O uso dos medicamentos não encontra a mesma segurança em estudo publicado pela Sociedade Brasileira de Infectologia. De acordo com a entidade, não há medicamento comprovadamente seguro e eficaz para ser usado contra a infecção pelo novo
coronavírus (COVID-19) e que o uso da hidroxicloroquina é experimental.

“O estudo francês que mostrou “algum benefício“ para COVID-19 supracitado está sendo criticado cientificamente por apresentar várias limitações, incluindo ser um estudo aberto, não randomizado e que incluiu menos pacientes (apenas 42) do que os próprios autores
calcularam”, aponta a SBI. A Sociedade ainda ponta os malefícios como discrasia
sanguínea, distúrbios gastrintestinais (náuseas, vômitos, diarreia), fraqueza muscular, labilidade emocional, erupções cutâneas, cefaleia, turvação visual, descoloração do cabelo ou alopecia e tontura, concluindo-se que “contraindicamos seu uso para casos não críticos; tampouco como “profilático”, atesta a SBI.

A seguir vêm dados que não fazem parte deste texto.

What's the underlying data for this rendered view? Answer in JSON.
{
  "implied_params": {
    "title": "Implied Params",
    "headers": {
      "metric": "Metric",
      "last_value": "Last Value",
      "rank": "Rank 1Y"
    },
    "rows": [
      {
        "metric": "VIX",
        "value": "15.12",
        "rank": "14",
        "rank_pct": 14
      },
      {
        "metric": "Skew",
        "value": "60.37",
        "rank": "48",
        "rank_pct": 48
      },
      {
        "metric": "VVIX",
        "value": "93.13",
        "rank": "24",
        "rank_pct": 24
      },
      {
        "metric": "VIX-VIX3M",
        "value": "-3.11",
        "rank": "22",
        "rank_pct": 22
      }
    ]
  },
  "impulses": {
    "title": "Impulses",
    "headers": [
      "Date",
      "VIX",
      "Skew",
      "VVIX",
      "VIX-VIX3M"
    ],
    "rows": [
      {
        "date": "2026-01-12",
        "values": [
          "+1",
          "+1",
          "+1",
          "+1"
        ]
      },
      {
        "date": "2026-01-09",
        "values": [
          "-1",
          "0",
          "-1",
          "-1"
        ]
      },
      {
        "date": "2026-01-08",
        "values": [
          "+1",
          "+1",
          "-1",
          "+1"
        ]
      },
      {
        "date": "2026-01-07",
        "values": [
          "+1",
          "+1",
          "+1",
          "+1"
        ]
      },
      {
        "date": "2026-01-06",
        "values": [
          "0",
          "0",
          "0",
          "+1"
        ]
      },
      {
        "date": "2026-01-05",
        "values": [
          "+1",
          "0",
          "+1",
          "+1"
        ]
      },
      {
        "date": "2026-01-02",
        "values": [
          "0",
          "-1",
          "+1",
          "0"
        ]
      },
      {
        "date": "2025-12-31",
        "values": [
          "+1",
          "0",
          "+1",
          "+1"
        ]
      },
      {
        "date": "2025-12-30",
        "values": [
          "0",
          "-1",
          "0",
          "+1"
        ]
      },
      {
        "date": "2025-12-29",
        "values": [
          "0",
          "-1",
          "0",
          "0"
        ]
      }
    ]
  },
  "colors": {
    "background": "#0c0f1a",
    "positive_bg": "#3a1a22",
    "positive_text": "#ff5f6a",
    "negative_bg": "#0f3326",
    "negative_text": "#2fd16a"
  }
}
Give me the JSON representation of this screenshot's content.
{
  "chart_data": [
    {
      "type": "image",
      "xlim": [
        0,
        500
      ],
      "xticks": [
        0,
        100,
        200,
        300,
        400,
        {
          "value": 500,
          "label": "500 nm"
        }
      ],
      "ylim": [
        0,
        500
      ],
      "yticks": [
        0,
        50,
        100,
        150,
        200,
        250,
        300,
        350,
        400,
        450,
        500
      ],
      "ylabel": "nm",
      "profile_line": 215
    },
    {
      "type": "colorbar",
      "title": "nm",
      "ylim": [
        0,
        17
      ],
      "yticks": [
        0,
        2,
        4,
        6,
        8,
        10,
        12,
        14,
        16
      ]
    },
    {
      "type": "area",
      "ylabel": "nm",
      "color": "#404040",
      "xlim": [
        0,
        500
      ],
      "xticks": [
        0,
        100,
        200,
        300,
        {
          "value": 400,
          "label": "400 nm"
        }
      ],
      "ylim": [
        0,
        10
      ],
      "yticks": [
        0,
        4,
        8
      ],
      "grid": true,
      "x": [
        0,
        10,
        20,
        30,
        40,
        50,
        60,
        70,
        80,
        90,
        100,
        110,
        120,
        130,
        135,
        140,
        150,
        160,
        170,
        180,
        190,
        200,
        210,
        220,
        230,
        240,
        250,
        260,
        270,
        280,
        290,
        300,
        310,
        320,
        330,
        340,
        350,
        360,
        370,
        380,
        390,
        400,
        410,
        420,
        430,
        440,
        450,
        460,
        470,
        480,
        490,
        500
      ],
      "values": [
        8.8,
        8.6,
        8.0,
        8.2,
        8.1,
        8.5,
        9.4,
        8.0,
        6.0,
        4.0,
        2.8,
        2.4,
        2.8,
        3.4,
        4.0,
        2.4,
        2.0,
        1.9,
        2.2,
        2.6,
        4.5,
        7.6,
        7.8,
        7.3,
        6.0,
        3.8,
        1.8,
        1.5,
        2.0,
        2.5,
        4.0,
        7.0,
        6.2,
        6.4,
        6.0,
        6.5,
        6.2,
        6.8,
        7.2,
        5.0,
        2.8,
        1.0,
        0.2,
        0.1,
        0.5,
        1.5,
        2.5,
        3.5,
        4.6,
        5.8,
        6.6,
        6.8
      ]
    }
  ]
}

Já a Fiocruz alerta para o risco de mortes provocados pela dosagem alta de cloroquina. “A dose diária de cloroquina deve ser inferior a 25 mg/kg, pois uma única dose de 30 mg/kg pode ser fatal”. Para a Fundação, o medicamento não pode ser usado em altas dosagens e “em massa”, no tratamento da maioria dos pacientes, como sugere o governo estadual.”

“Devido a inexistência de medicamentos seguros e efetivos para enfrentar essa doença, a cloroquina pode ser uma alternativa terapêutica. Porém, existem contraindicações que devem ser analisadas assim como o alto número de interações medicamentosas, especialmente em pacientes gravemente doentes. Seu uso deve ser circunscrito a ensaios clínicos randomizados com acompanhamento clínico rigoroso e critérios de inclusão e de exclusão rígidos. Qualquer que seja o protocolo a ser utilizado, a dose diária total não
deve ser superior a 25 mg/kg e o tempo de uso não deveria ser maior que 20 dias”, avalia a nota técnica.